Like many of his contemporaries, Simpson served in a number of staff, instructor, command, and student assignments during the interwar years, including tours at the Infantry School, Command and General Staff College, and the Army War College, where he served as an instructor (1936-1940).
After commanding the 9th Infantry at Fort Sam Houston, Texas, Simpson was promoted to Brigadier General and named Assistant Division Commander of the 2d Division. He was promoted to Major General in September 1941 and was commander of the 35th Division when the U.S. entered World War II. Later assignments included command of the 30th Infantry Division and XII Corps.
In October 1943, Simpson was promoted to Lieutenant General and given command of the Fourth Army. Plans called for the Fourth to be used as a follow-on force after the Normandy landings. In May 1944, Simpson and his staff arrived in England to make final preparations to take his army, now designated the Eighth Army, into combat. To avoid confusion with the British Eighth Army, Simpson’s command was quickly redesignated the Ninth Army. On 5 September 1944, the Ninth went into action in France as part of LTG Omar Bradley’s Twelfth Army Group. Simpson’s Ninth had the unglamorous tasks of reducing the fortress town of Brest and eliminating pockets of German resistance bypassed by the other Allied armies. When the Germans surrendered Brest on 20 September, Simpson demonstrated his loyalty to his subordinates, and his dislike of the limelight, by having MG Troy Middleton of VIII Corps accept the surrender.
After the Brittany campaign, Simpson was ordered east with his army and assigned to the northern flank of the Twelfth Army Group. In the late fall of 1944, Simpson’s army pressed on into Germany to capture the Roer River dams. Hampered by bad weather, the effort fell short of its objectives. While unable to achieve a breakthrough, the Ninth avoided the horrible mauling suffered by the First Army in the Hurtgen Forest, and Bradley felt that Simpson’s Ninth was “the army he could count on.”

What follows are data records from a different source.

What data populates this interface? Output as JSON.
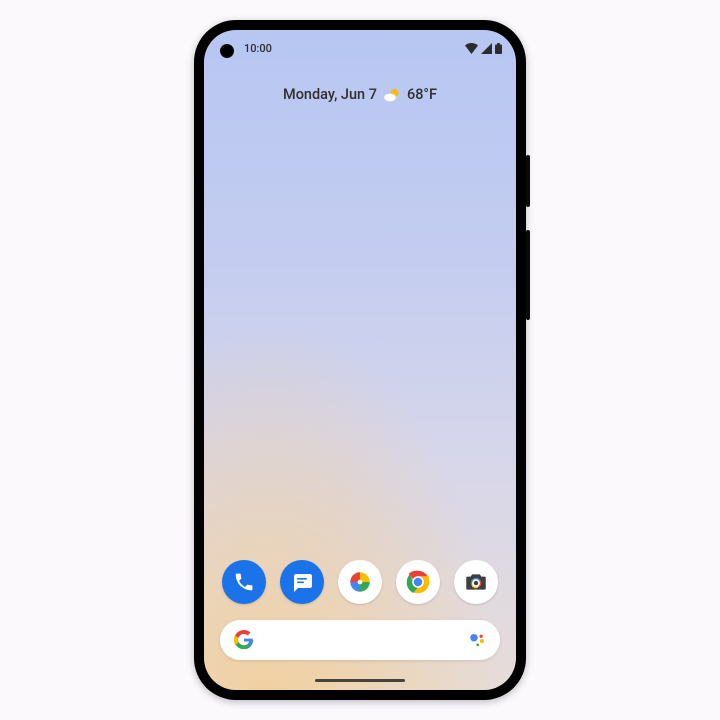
{
  "status": {
    "time": "10:00"
  },
  "glance": {
    "date": "Monday, Jun 7",
    "temp": "68°F"
  },
  "dock": {
    "apps": [
      "phone",
      "messages",
      "photos",
      "chrome",
      "camera"
    ]
  },
  "colors": {
    "blue": "#1a73e8",
    "red": "#ea4335",
    "yellow": "#fbbc05",
    "green": "#34a853"
  }
}
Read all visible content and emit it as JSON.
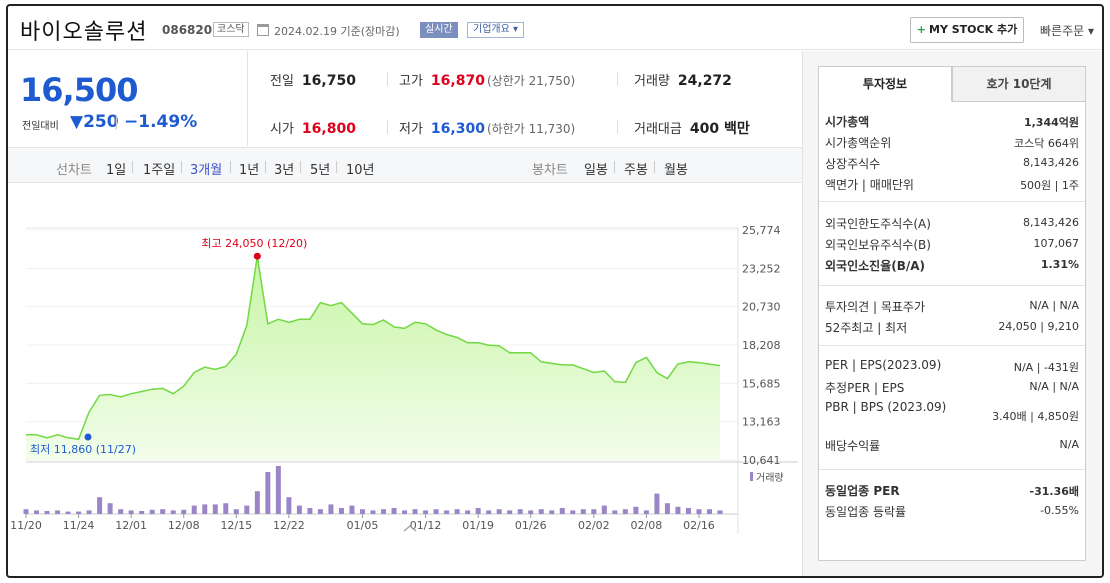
{
  "header": {
    "name": "바이오솔루션",
    "code": "086820",
    "market": "코스닥",
    "date": "2024.02.19  기준(장마감)",
    "realtime": "실시간",
    "overview": "기업개요 ▾",
    "mystock": "MY STOCK 추가",
    "quick_order": "빠른주문 ▾"
  },
  "price": {
    "current": "16,500",
    "change_label": "전일대비",
    "change": "▼250",
    "change_pct": "−1.49%"
  },
  "stats": {
    "prev_close": {
      "label": "전일",
      "value": "16,750"
    },
    "high": {
      "label": "고가",
      "value": "16,870",
      "sub": "(상한가 21,750)"
    },
    "volume": {
      "label": "거래량",
      "value": "24,272"
    },
    "open": {
      "label": "시가",
      "value": "16,800"
    },
    "low": {
      "label": "저가",
      "value": "16,300",
      "sub": "(하한가 11,730)"
    },
    "trade_value": {
      "label": "거래대금",
      "value": "400 백만"
    }
  },
  "periods": {
    "line_label": "선차트",
    "line": [
      "1일",
      "1주일",
      "3개월",
      "1년",
      "3년",
      "5년",
      "10년"
    ],
    "selected": "3개월",
    "candle_label": "봉차트",
    "candle": [
      "일봉",
      "주봉",
      "월봉"
    ]
  },
  "colors": {
    "up": "#e0001b",
    "down": "#1e5bd1",
    "area_fill": "#c6f5a4",
    "area_line": "#72d844",
    "volume_bar": "#9a86c6"
  },
  "chart_data": {
    "type": "area",
    "y_ticks": [
      "25,774",
      "23,252",
      "20,730",
      "18,208",
      "15,685",
      "13,163",
      "10,641"
    ],
    "ylim": [
      10641,
      25774
    ],
    "x_ticks": [
      "11/20",
      "11/24",
      "12/01",
      "12/08",
      "12/15",
      "12/22",
      "01/05",
      "01/12",
      "01/19",
      "01/26",
      "02/02",
      "02/08",
      "02/16"
    ],
    "max_label": "최고 24,050 (12/20)",
    "min_label": "최저 11,860 (11/27)",
    "volume_label": "거래량",
    "prices": [
      12300,
      12300,
      12100,
      12300,
      12100,
      12000,
      13800,
      14900,
      14950,
      14800,
      15000,
      15150,
      15300,
      15350,
      15000,
      15500,
      16400,
      16750,
      16600,
      16800,
      17600,
      19500,
      24050,
      19600,
      19900,
      19700,
      19900,
      19900,
      21000,
      20800,
      21000,
      20300,
      19600,
      19550,
      19850,
      19400,
      19300,
      19700,
      19600,
      19200,
      18900,
      18700,
      18350,
      18350,
      18200,
      18150,
      17700,
      17700,
      17700,
      17100,
      17000,
      16900,
      16900,
      16650,
      16400,
      16500,
      15800,
      15750,
      17050,
      17400,
      16400,
      16000,
      16950,
      17100,
      17050,
      16950,
      16850
    ],
    "volumes": [
      8,
      6,
      5,
      6,
      4,
      4,
      6,
      28,
      18,
      8,
      6,
      5,
      7,
      8,
      6,
      7,
      14,
      16,
      16,
      18,
      8,
      14,
      38,
      70,
      80,
      28,
      14,
      10,
      8,
      16,
      10,
      14,
      8,
      6,
      8,
      10,
      6,
      8,
      6,
      8,
      6,
      8,
      6,
      10,
      6,
      8,
      6,
      8,
      6,
      8,
      6,
      10,
      6,
      8,
      8,
      14,
      6,
      8,
      12,
      6,
      34,
      18,
      12,
      10,
      8,
      8,
      6
    ]
  },
  "invest": {
    "tab_active": "투자정보",
    "tab_other": "호가 10단계",
    "g1": [
      {
        "k": "시가총액",
        "v": "1,344억원"
      },
      {
        "k": "시가총액순위",
        "v": "코스닥 664위"
      },
      {
        "k": "상장주식수",
        "v": "8,143,426"
      },
      {
        "k": "액면가 | 매매단위",
        "v": "500원 | 1주"
      }
    ],
    "g2": [
      {
        "k": "외국인한도주식수(A)",
        "v": "8,143,426"
      },
      {
        "k": "외국인보유주식수(B)",
        "v": "107,067"
      },
      {
        "k": "외국인소진율(B/A)",
        "v": "1.31%"
      }
    ],
    "g3": [
      {
        "k": "투자의견 | 목표주가",
        "v": "N/A | N/A"
      },
      {
        "k": "52주최고 | 최저",
        "v": "24,050 | 9,210"
      }
    ],
    "g4": [
      {
        "k": "PER | EPS(2023.09)",
        "v": "N/A | -431원"
      },
      {
        "k": "추정PER | EPS",
        "v": "N/A | N/A"
      },
      {
        "k": "PBR | BPS (2023.09)",
        "v": "3.40배 | 4,850원"
      },
      {
        "k": "배당수익률",
        "v": "N/A"
      }
    ],
    "g5": [
      {
        "k": "동일업종 PER",
        "v": "-31.36배"
      },
      {
        "k": "동일업종 등락률",
        "v": "-0.55%"
      }
    ]
  }
}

Simpson’s greatest contribution to the Allied war effort came with his steady performance during the crisis in the Ardennes. He was one of the few Allied generals to quickly understand that the German offensive was more than a spoiling attack. With the assistance of his well-trained staff, Simpson began ordering his units to reorient their fronts. He quickly dispatched his 7th Armored Division to St. Vith in the First Army’s sector. The 7th Armored played an important role at St. Vith and greatly helped in delaying the German advance. By the end of December, four infantry divisions, three armored divisions, and twenty-eight nondivisional units from the Ninth were in the First Army’s sector, fighting to push the Germans back, a feat on par with the more celebrated efforts of Patton’s Third Army. As usual, Simpson’s low key leadership style resulted in little publicity for the Ninth. Historian Russell Weigley described Simpson’s handling of Ardennes crisis as “uncommonly normal.”
After the Battle of the Bulge, Simpson and the Ninth pressed on through Germany and crossed the Rhine on 24 March 1945. The Ninth encircled the Ruhr from the north and linked up with LTG Courtney Hodge’s First Army on 1 April, trapping 300,000 German soldiers. Elements of the Ninth were also the first U.S. troops to cross the Elbe River on 12 April.
After the V-E Day, Simpson undertook a mission to China in July 1945 before returning stateside to command the Second Army in October. Illness forced him into retirement in November 1946. He was promoted to general on the retired list in July 1954. Simpson died in San Antonio, Texas, on 15 August 1980.